Siamo ormai addestrati a lasciar fare ai professionisti vari, agli unti dalla sapienza assoluta, ai geni presunti, o riconosciuti all’unanimità dalla critica e dalle folle, alle stelle che brillano in esclusiva in un firmamento blindato ed elitario, scandito meccanicamente da mode, correnti, tendenze.
Non mi metto il problema.
Con queste righe ho solo gettato le fondamenta (come si fa con le case, con i palazzi): tutto quello che dirò o scriverò in futuro, a dio piacendo, come ripeteva il carissimo M., sarà una diretta conseguenza di quanto ho visto e fatto sino ad ora.

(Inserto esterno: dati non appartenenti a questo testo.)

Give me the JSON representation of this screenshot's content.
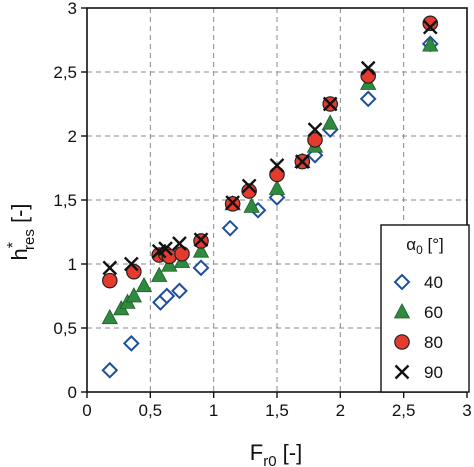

Se qualcuno dovesse chiedermi, magari indispettito da qualche affermazione particolarmente controversa per i propri canoni, ‘e tu chi cazzo sei per andare in giro a dire queste cose?‘, verrà immediatamente rimandato al primo punto di questo documento, il quale contiene gran parte delle informazioni che mi riguardano.
Non credo comunque, a prescindere dalla piega che prenderanno gli eventi, di aver sprecato il mio tempo in questi otto mesi: come si legge nell’introduzione italiana a ‘Storie sulla pelle‘ di Nicolai Lilin, ‘si dice che raccontare la propria vita serva a comprenderla‘.